The Lazard study is likely to put to rest, at least for now, any major push to privatize or sell TVA.

"This report confirms that selling TVA would be as bad an idea today as it was when the president first proposed it," U.S. Sen. Lamar Alexander, R-Tenn., said Wednesday. "Hopefully, the Obama administration will now abandon this ill-conceived, reckless idea and start working with Congress to lower, instead of raise, the cost of producing clean, reliable electricity."

But a White House official said the Lazard study "identifies several important risks" for the utility and federal taxpayers if TVA fails effectively to manage its costs or its projected power needs. The Office of Management and Budget is continuing a strategic review of TVA, which benefits by implied but not direct federal backing of its bonds.

"The administration continues to believe that reducing or eliminating the federal government's future role in programs such as TVA, which have achieved their original objectives, may help mitigate risk to taxpayers," OMB said in a statement. "However, our first priority is to support and monitor TVA -- with as little disruption to management as practical -- as it implements these important measures."

U.S. Sen. Bob Corker, R-Tenn., who has criticized TVA's financial status, said the OMB review and the Lazard study "are important to help evaluate from time to time whether potential reforms could cause TVA to function more effectively for taxpayers and ratepayers."

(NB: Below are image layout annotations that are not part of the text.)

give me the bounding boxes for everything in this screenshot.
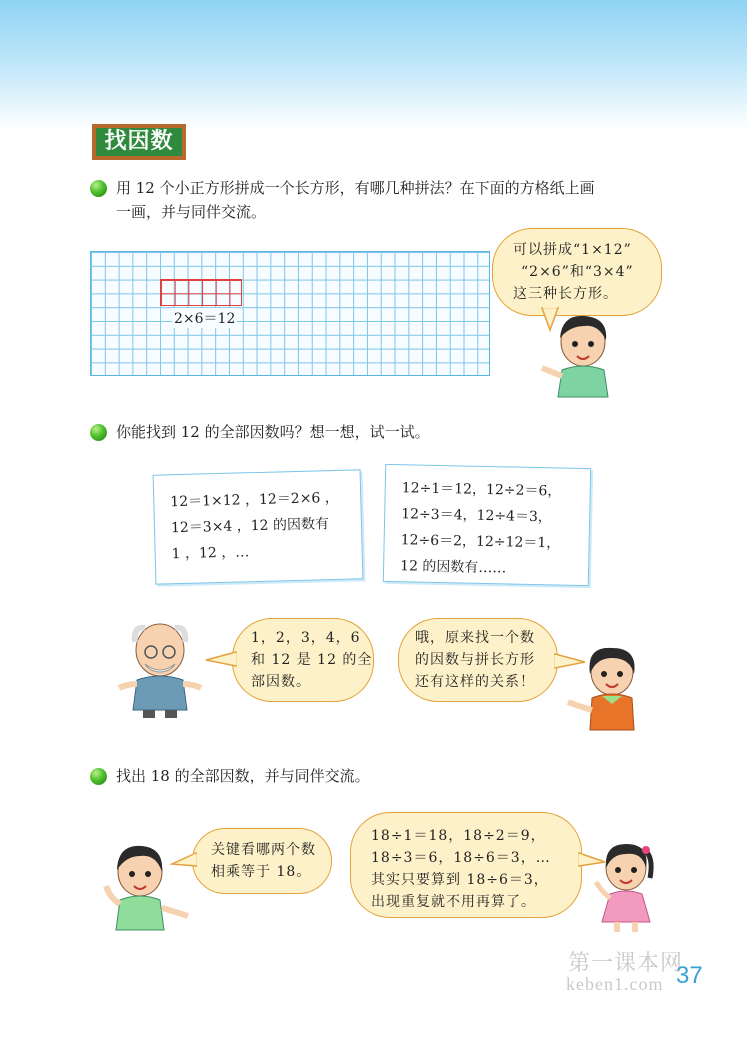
bubble-line: 哦，原来找一个数 xyxy=(415,630,535,646)
bubble-line: 18÷3＝6，18÷6＝3，… xyxy=(371,850,551,866)
watermark-text: 第一课本网 xyxy=(568,951,684,976)
problem-2-text xyxy=(116,420,430,444)
bullet-icon xyxy=(90,768,107,785)
speech-bubble-boy2 xyxy=(192,828,332,894)
problem-1-line-2: 一画，并与同伴交流。 xyxy=(116,203,267,221)
red-rectangle-2x6 xyxy=(160,279,242,306)
card-line: 12÷3＝4，12÷4＝3， xyxy=(401,506,553,526)
problem-3-line-1: 找出 18 的全部因数，并与同伴交流。 xyxy=(116,767,370,785)
card-multiplication xyxy=(153,469,364,584)
bubble-line: 其实只要算到 18÷6＝3， xyxy=(371,872,549,888)
card-line: 12＝3×4 ，12 的因数有 xyxy=(170,516,330,537)
problem-1-line-1: 用 12 个小正方形拼成一个长方形，有哪几种拼法？在下面的方格纸上画 xyxy=(116,179,595,197)
bullet-icon xyxy=(90,180,107,197)
page-number: 37 xyxy=(676,962,703,989)
bubble-line: 1，2，3，4，6 xyxy=(251,630,361,646)
girl-character-icon xyxy=(566,644,646,730)
bubble-tail-icon xyxy=(172,852,196,868)
card-line: 12＝1×12 ，12＝2×6 ， xyxy=(170,489,340,511)
section-title: 找因数 xyxy=(92,124,186,160)
bullet-icon xyxy=(90,424,107,441)
problem-1-text xyxy=(116,176,676,224)
card-line: 12÷1＝12，12÷2＝6， xyxy=(401,480,562,500)
bubble-line: 这三种长方形。 xyxy=(513,286,618,302)
speech-bubble-boy1 xyxy=(492,228,662,316)
speech-bubble-grandpa xyxy=(232,618,374,702)
card-division xyxy=(383,464,591,586)
bubble-line: 部因数。 xyxy=(251,674,311,690)
bubble-line: 还有这样的关系！ xyxy=(415,674,535,690)
bubble-line: 和 12 是 12 的全 xyxy=(251,652,373,668)
speech-bubble-girl1 xyxy=(398,618,558,702)
grandpa-character-icon xyxy=(115,618,205,720)
card-line: 12÷6＝2，12÷12＝1， xyxy=(400,532,561,552)
card-line: 1 ，12 ，… xyxy=(171,544,250,563)
problem-3-text xyxy=(116,764,370,788)
header-band xyxy=(0,0,747,130)
bubble-line: 可以拼成“1×12” xyxy=(513,242,632,258)
bubble-line: 的因数与拼长方形 xyxy=(415,652,535,668)
girl-character-icon xyxy=(596,838,656,934)
speech-bubble-girl2 xyxy=(350,812,582,918)
bubble-line: 18÷1＝18，18÷2＝9， xyxy=(371,828,546,844)
bubble-line: 关键看哪两个数 xyxy=(211,842,316,858)
bubble-line: 相乘等于 18。 xyxy=(211,864,312,880)
square-grid xyxy=(90,251,490,376)
bubble-line: 出现重复就不用再算了。 xyxy=(371,894,536,910)
card-line: 12 的因数有…… xyxy=(399,558,507,577)
watermark-url: keben1.com xyxy=(566,974,664,994)
problem-2-line-1: 你能找到 12 的全部因数吗？想一想，试一试。 xyxy=(116,423,430,441)
grid-label: 2×6＝12 xyxy=(172,308,237,328)
bubble-tail-icon xyxy=(206,650,236,668)
boy-character-icon xyxy=(540,312,620,397)
bubble-line: “2×6”和“3×4” xyxy=(521,264,634,280)
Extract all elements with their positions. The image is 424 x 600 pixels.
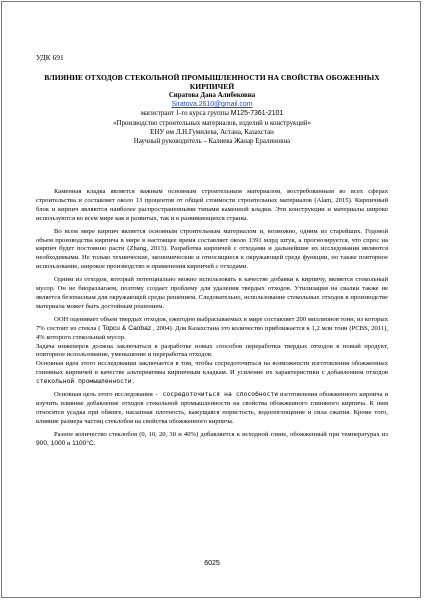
citation-topcu-canbaz: Topcu & Canbaz [102, 324, 152, 332]
paragraph-6 [36, 360, 388, 387]
paragraph-8-temps: 900, 1000 [36, 439, 66, 447]
paragraph-2: Во всем мире кирпич является основным строительным материалом и, возможно, одним из старейших. Годовой объем производства кирпича в мире в настоящее время составляет около 1391 млрд штук, а прогнозируется, что спрос на кирпич будет постоянно расти (Zhang, 2013). Разработка кирпичей с отходами и дальнейшие их исследования являются необходимыми. Не только технические, экономические и относящиеся к окружающей среде функции, но также повторное использование, широкое производство и применения кирпичей с отходами. [36, 227, 388, 271]
affiliation-line-2: «Производство строительных материалов, изделий и конструкций» [113, 119, 311, 127]
paragraph-4-text-a: ООН оценивает объем твердых отходов, ежегодно выбрасываемых в мире составляет 200 миллионов тонн, из которых 7% состоит из стекла ( [36, 315, 388, 332]
paragraph-7-sans-text: - сосредоточиться на способности [154, 391, 279, 399]
group-code: М125-7361-2101 [230, 110, 284, 118]
supervisor-line: Научный руководитель – Калиева Жанар Ералиновна [133, 138, 291, 146]
paragraph-4 [36, 316, 388, 343]
udk-code: УДК 691 [36, 53, 64, 62]
paragraph-7-text-b: изготовления обожженного кирпича и изучить влияние добавление отходов стекольной промышленности на свойства обожженного глиняного кирпича. К ним относятся усадка при обжиге, насыпная плотность, кажущаяся пористость, водопоглощение и сила сжатия. Кроме того, влияние размера частиц стеклобоя на свойства обожженного кирпича. [36, 391, 389, 425]
author-name: Сиратова Дана Алибековна [168, 92, 256, 99]
paragraph-6-sans-text: стекольной промышленности. [36, 378, 136, 386]
paragraph-5: Задача инженеров должна заключаться в разработке новых способов переработки твердых отходов в новый продукт, повторное использование, уменьшение и переработка отходов. [36, 342, 388, 359]
paragraph-8-text-a: Разное количество стеклобоя (0, 10, 20, 30 и 40%) добавляется к исходной глине, обожженный при температурах из [54, 430, 388, 438]
page-number: 6025 [204, 560, 220, 567]
author-email-link[interactable]: Siratova.2610@gmail.com [171, 101, 253, 109]
author-email-line [36, 100, 388, 109]
article-title: ВЛИЯНИЕ ОТХОДОВ СТЕКОЛЬНОЙ ПРОМЫШЛЕННОСТИ НА СВОЙСТВА ОБОЖЕННЫХ КИРПИЧЕЙ [44, 73, 380, 92]
paragraph-7-text-a: Основная цель этого исследования [54, 391, 155, 399]
paragraph-6-text: Основная идея этого исследования заключается в том, чтобы сосредоточиться на возможности изготовления обожженных глиняных кирпичей в качестве альтернативы кирпичным кладкам. И усиление их характеристики с добавлением отходов [36, 360, 388, 377]
paragraph-4-text-b: , 2004). Для Казахстана это количество приближается к 1,2 млн тонн (PCBS, 2011), 4% которого стекольный мусор. [36, 324, 388, 341]
affiliation-line-3: ЕНУ им Л.Н.Гумилева, Астана, Казахстан [150, 128, 274, 136]
author-block [36, 91, 388, 146]
paragraph-8-last-temp: 1100°C. [72, 439, 96, 447]
affiliation-line-1 [36, 109, 388, 118]
paragraph-7 [36, 391, 388, 427]
paragraph-3: Одним из отходов, который потенциально можно использовать в качестве добавки к кирпичу, является стекольный мусор. Он не биоразлагаем, поэтому создает проблему для удаления твердых отходов. Утилизация на свалки также не является безопасным для окружающей среды решением. Следовательно, использование стекольных отходов в производстве материала может быть достойным решением. [36, 276, 388, 310]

Though TVA has been self-financing since 1959, the utility's debt is counted in the federal debt total. TVA has received no taxpayer funding since 1999, even for managing the Tennessee River and more than 300,000 acres of reservoir and shoreline property in parts of seven states.

Lazard analysts noted that if TVA was privatized, "it is unclear how TVA's nonpower mission and activities would logically fit" with other federal agencies or a revamped utility. That could threaten water quality programs, economic development initiatives, recreational facilities and land management activities, Lazard said.

"I've worked for both investor-owned utilities and public power utilities and I do think that the public power model has served the Tennessee Valley well," said Johnson, who left Duke Power in 2012 and became TVA's CEO last year

"The TVA of today would be very hard to disassemble."